老夫人目光充滿了審視:“記得上次見你時,你還是溫婉的大家閨秀,沒想到這次受了苦,竟變成個巾幗不讓須眉的果決女子,也不再是那個規規矩矩的樣子了,倒是與從前大不相同了呢!感覺不像是我的孫女了!”
曲裳一驚,難道老太太看出什麼來了?也難怪,前後性格反差太大,惹人懷疑也是應該的。她忙開口:“祖母說笑了,孫女經過這次大難頓悟了不少,從前的曲裳過於刻板,遇事不知變通,如今大難不死,孫女深知活著是一件幸事,人固有一死,或重於泰山,或輕於鴻毛。裳兒雖資質平庸,卻也想效仿開國賢後,成為一個果決幹脆,冷靜處事的女子。至少日後不會受夫家的欺淩,日子也好過些。女子不都是如此想的嗎?還望祖母多加照拂。

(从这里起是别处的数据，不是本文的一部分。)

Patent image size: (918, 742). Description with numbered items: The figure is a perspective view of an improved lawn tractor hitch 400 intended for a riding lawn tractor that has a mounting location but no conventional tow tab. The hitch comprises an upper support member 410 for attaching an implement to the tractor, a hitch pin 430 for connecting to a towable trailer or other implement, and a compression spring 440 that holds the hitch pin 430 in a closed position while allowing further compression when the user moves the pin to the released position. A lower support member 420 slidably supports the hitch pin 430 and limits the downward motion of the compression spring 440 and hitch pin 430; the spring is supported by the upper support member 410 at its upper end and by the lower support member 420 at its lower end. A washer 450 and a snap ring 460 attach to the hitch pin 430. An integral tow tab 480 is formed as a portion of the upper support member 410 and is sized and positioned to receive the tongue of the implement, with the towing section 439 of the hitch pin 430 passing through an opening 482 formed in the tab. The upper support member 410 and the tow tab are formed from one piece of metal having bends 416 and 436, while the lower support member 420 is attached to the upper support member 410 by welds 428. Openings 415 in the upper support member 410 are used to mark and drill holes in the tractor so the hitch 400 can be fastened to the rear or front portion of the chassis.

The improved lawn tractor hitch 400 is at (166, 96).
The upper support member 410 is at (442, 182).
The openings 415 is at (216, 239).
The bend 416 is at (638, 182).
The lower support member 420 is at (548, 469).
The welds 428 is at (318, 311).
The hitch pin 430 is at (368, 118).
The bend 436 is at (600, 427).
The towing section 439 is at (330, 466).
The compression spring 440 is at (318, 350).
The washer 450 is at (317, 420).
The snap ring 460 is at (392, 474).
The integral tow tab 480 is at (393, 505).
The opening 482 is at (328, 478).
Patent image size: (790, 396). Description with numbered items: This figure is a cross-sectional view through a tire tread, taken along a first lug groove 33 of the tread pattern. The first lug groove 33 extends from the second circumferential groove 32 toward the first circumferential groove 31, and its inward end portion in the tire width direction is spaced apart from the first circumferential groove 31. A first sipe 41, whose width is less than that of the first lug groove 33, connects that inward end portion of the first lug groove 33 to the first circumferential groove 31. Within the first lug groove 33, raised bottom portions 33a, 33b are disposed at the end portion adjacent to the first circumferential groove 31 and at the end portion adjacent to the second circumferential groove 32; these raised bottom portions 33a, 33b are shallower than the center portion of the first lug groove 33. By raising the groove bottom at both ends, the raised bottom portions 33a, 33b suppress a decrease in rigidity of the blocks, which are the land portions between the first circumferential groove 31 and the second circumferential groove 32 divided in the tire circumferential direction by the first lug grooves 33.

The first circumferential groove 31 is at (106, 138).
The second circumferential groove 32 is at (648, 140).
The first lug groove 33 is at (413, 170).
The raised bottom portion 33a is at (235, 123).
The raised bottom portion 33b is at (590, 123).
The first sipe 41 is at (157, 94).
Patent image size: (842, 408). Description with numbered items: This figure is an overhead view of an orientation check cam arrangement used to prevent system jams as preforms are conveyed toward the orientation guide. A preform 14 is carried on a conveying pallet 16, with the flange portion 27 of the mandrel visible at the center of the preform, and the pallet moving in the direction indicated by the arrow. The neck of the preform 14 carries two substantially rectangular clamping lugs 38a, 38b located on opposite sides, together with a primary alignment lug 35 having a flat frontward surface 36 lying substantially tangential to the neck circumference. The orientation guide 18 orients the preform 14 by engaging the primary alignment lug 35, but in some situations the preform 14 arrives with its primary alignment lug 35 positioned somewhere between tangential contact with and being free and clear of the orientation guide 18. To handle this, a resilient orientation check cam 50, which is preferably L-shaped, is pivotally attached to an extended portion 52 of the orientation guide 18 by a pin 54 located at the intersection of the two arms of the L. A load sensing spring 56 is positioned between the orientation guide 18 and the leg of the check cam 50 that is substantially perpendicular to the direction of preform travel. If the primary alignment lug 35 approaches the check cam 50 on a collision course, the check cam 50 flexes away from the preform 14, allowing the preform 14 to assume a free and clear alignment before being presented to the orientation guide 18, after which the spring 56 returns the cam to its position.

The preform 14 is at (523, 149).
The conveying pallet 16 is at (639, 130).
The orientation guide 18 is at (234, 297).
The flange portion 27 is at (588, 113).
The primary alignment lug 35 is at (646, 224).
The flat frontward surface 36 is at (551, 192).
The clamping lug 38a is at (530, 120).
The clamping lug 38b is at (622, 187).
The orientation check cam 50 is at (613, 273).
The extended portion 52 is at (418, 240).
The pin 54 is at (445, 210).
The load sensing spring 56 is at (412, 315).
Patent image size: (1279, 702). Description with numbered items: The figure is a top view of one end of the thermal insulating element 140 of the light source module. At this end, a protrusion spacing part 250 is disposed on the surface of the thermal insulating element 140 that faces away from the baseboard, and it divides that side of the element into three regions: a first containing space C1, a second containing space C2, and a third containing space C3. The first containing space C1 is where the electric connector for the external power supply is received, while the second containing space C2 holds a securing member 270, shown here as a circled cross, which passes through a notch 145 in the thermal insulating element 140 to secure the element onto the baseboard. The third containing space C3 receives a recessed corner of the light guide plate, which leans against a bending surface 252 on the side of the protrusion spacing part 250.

”
曲裳心想:她這些話半真半假,隻不過看起來是在向老太太直接袒露心際,應該會減少她的懷疑吧。她這麼精明的人不知經過多少大風大浪,遇到的奇聞異事也多。也許她不是第一個穿越重生而來的人,說不定老太太也見過類似的事情,這讓她不得不防。
萬一被當成什麼妖魔鬼怪抓起來,倒黴的還是她自己。古人嘛,再有見識,再有遠見,都會相信鬼神之說。不管世上有沒有鬼神,她都是無神論者,超現實唯物主義者。
老太太眸中精光一閃,開口道:“好一句重於泰山,輕於鴻毛啊!須知有時候泰山與鴻毛隻是毫厘之差,泰山若堆得太快,便會樹大招風,被連根拔起也未嚐不可能,煙消雲散後,也許連根鴻毛也算不上了。”

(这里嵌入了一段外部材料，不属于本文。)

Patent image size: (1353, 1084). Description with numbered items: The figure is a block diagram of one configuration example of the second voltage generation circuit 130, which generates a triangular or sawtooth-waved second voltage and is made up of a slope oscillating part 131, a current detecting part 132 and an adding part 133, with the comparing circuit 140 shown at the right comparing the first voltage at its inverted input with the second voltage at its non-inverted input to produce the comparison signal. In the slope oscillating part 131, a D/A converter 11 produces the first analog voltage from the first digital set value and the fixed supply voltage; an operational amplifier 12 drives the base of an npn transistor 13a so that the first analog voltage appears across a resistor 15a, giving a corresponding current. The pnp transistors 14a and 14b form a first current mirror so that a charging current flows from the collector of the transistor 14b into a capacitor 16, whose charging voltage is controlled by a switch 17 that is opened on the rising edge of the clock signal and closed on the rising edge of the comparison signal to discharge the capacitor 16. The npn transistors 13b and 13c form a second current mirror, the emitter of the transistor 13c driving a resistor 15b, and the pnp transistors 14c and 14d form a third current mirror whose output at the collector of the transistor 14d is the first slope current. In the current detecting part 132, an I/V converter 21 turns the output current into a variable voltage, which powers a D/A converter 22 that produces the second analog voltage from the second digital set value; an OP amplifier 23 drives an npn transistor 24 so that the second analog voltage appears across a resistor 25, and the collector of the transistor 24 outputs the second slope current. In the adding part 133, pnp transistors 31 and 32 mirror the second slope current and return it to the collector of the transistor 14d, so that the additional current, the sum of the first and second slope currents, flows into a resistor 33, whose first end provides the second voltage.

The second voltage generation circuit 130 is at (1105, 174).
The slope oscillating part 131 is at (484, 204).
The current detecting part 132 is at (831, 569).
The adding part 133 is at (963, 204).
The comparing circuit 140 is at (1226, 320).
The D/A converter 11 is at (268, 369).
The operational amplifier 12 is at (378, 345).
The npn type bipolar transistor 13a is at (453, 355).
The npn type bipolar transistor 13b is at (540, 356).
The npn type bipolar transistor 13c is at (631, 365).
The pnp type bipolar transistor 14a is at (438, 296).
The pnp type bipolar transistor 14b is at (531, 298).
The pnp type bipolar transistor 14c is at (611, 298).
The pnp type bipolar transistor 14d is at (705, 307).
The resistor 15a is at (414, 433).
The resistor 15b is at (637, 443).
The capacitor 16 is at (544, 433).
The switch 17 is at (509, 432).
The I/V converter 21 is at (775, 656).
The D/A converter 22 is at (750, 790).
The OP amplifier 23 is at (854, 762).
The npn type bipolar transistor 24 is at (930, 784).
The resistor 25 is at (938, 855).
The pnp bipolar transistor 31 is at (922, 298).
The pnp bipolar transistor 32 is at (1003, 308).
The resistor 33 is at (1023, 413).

曲裳背後出了一身冷汗,老太太這是明敲暗打呢!這是暗示她莫要搶出風頭。也是,最近京都皆瘋傳她的事跡,一時間風頭大盛。老太太這麼一個會收斂鋒芒,會隱藏自己的人,又怎會允許這麼個鋒芒畢露的孫女為恭定候府惹來些不必要的麻煩呢?
曲裳一時不知如何接話,隻聽老太太又言:“數千年前,幼年時的鬼手太師資質愚鈍,被家族排擠,誰知他墜湖醒來後性情大變,擇了明主,最終成就一番霸業。曾經有位高人斷言,太師是換了心,也就是換魂。
古書傳言,換魂現,星宿亂。究竟這亂的是星宿,還是整個天下啊?為了避免天下大亂,相傳隻要將這顆欲亂天下之心扼殺在搖籃裏,在它還未萌生時斷了他的根,讓他帶著這份執念消散的一幹二淨,便不會風雲忽變了。”

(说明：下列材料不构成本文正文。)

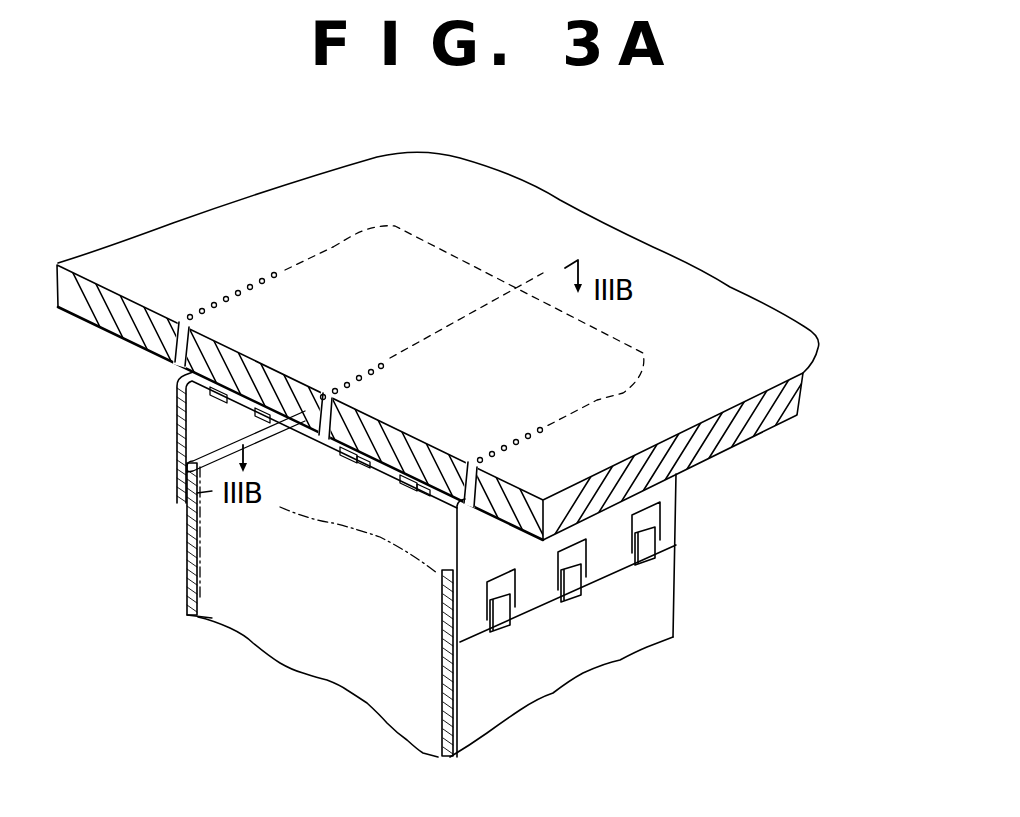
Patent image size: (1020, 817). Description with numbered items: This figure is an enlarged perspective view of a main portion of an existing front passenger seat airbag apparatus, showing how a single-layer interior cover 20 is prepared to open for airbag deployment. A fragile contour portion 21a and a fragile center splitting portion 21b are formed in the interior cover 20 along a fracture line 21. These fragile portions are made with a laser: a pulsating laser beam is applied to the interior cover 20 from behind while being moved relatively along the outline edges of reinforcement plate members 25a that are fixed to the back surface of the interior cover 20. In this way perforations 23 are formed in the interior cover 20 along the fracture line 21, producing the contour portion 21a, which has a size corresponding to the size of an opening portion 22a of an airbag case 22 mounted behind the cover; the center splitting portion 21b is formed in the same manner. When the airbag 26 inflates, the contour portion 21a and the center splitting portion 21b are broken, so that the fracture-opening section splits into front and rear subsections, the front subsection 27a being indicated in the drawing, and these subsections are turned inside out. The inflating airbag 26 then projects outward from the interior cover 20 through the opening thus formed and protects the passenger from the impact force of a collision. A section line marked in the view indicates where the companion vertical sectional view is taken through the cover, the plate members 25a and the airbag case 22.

The interior cover 20 is at (533, 204).
The fracture line 21 is at (283, 267).
The contour portion 21a is at (228, 293).
The center splitting portion 21b is at (380, 363).
The airbag case 22 is at (557, 657).
The opening portion 22a is at (203, 452).
The perforations 23 is at (177, 347).
The reinforcement plate members 25a is at (293, 433).
The airbag 26 is at (213, 542).
The front subsection 27a is at (347, 262).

老太太此言一出,曲裳就感受到她淩厲的視線,仿佛刀刃一般直直地射向她。在她麵前,曲裳好像毫無還手之力,相信老太太要弄死她是件很容易的事。沒想到老太太竟如此忌憚於她,還對她起了殺心,看來日後要小心行事啊!
曲裳略微思索了一會兒,立馬恢複了雲淡風輕的樣子,她淡定開口:“據說鬼手太師一襲素衣,一隻玉笛,滿腹經綸,翩然出塵,端的是公子如玉,世上無雙,引無數男女為之傾倒。一雙玉手救得了忠良死節,滅得了奸邪鼠輩,受無數英雄前赴後繼,百姓也奉若神明。
孫女數月前與公主念書時,太傅曾不止一次感慨道,亂,即是變數。投石於湖,水變,魚驚。可又有幾人知曉,亂的不是石,其實是湖。湖注入不了新鮮的水,從而髒臭不堪。
至於那枚小石,它穿越浩瀚大洋而來,隻不過是想提醒湖該換水了而已。冥冥之中,自有定數,萬事萬物皆有它存在的道理,非他人之力可改,即便是從中阻攔,也不過是螳臂當車罷了。就算有力抵擋,也隻能困其一時而已。”
老太太鳳眸微瞪,好像被她剛剛的話給噎住了。她深吸一口氣,撥弄了一下佛珠,帶著一絲遲疑開口:“也許……也許斷的更徹底些,應該就不會亂了吧。”
聽著老太太這麼不確定卻明顯緩和的語氣,曲裳心中一喜,心道:她得再加把勁,免得老太太又疑心於她。
曲裳平和的聲音響起:“越是阻攔,反倒是磨練了亂石的意誌,使他的心智和行為更加成熟,也是變相的在祝他一臂之力啊!再言,亂石破湖而入,驚起一湖漣漪。其本意不在於驚,而是喚。他是要喚醒萬民接受新理論,新事物。喚醒眾生的愚昧,世道的炎涼。更是要呼喚那些同他誌同道合的人,為芸芸眾生造出另一番天地。亂石不亂,才是大亂吧!”
見老太太表情鬆動,曲裳再接再厲:“亂石也是身不由己,沒有誰生來就願做出頭鳥的。即是如此耐人尋味的安排,這其中的過程也定是耐人尋味的曲折吧,若不然也不會有這般出人意料的結果了。”